Hikaye burada bitmiyor tabi. Seagal tüm bunların yanı sıra bir aktivist olmuş. Hayvan Hakları (PETA) için çalışmış uzun süre. 1999’da insanlık ödülü almış PETA’dan, 2002’de Tayland’da Aids’li çocuklar için çalışan bir organizasyondaymış ve aynı dönemde  hükümete yavru fillerin hakları üzerine mektuplar yazmış. Hatta bazı filmlerini, şirketleri değişim için utandırmak amacıyla çekmiş. Gerçi sanırım Hollywood buna pek imkan vermemiş. Çünkü bir filminin sonunda kutsal topraklara kurulmaya çalışılan petrol istasyonunu toptan havaya uçuruyordu. Güzel ekşın, ama pek de çevreci bir çözüm değil.
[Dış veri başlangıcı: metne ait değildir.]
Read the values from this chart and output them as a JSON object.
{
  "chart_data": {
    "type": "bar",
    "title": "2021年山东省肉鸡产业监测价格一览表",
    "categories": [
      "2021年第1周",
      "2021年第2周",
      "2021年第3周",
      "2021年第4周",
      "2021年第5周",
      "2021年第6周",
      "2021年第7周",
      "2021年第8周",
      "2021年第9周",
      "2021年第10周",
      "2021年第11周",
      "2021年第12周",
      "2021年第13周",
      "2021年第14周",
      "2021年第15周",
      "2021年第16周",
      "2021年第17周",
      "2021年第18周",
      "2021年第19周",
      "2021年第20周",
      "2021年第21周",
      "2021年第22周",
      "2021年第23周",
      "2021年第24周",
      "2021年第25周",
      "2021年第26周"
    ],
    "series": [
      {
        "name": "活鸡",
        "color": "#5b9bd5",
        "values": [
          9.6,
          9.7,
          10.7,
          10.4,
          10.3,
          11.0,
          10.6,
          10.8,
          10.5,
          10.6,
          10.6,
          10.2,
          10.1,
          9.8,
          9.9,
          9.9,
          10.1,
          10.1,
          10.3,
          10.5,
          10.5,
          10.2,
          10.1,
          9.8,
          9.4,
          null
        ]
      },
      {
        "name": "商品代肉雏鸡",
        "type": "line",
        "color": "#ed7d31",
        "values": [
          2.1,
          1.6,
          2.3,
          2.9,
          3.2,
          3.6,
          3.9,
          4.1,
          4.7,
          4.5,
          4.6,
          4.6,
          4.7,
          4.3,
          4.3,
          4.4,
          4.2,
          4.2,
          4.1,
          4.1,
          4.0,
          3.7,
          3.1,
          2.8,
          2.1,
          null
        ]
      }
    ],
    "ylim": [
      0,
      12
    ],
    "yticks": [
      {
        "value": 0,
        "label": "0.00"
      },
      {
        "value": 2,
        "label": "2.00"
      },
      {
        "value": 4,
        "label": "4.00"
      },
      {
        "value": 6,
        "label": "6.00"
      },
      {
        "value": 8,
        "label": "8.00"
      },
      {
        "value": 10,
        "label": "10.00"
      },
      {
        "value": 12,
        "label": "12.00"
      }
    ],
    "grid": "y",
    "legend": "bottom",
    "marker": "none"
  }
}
images (1)Seagal’e bunlar da yetmemiş, 12 yaşında aldığı gitarla blues çalmaya hep devam etmiş. Tüm yaptığı bu işler sırasında bir taraftan da müzikle profesyonel olarak uğraşıyormuş meğer. Sürekli besteler yapıyormuş. Sonunda “Songs from The Crystal Cave”, adıyla 2004’de ilk albümünü çıkarmış. 2006’da çıkardığı Mojo Priest albümü ise yılın en iyi blues albümleri arasında anılmış. Müziğin herkesin anlayabildiği kutsal bir dil olduğunu söylüyor.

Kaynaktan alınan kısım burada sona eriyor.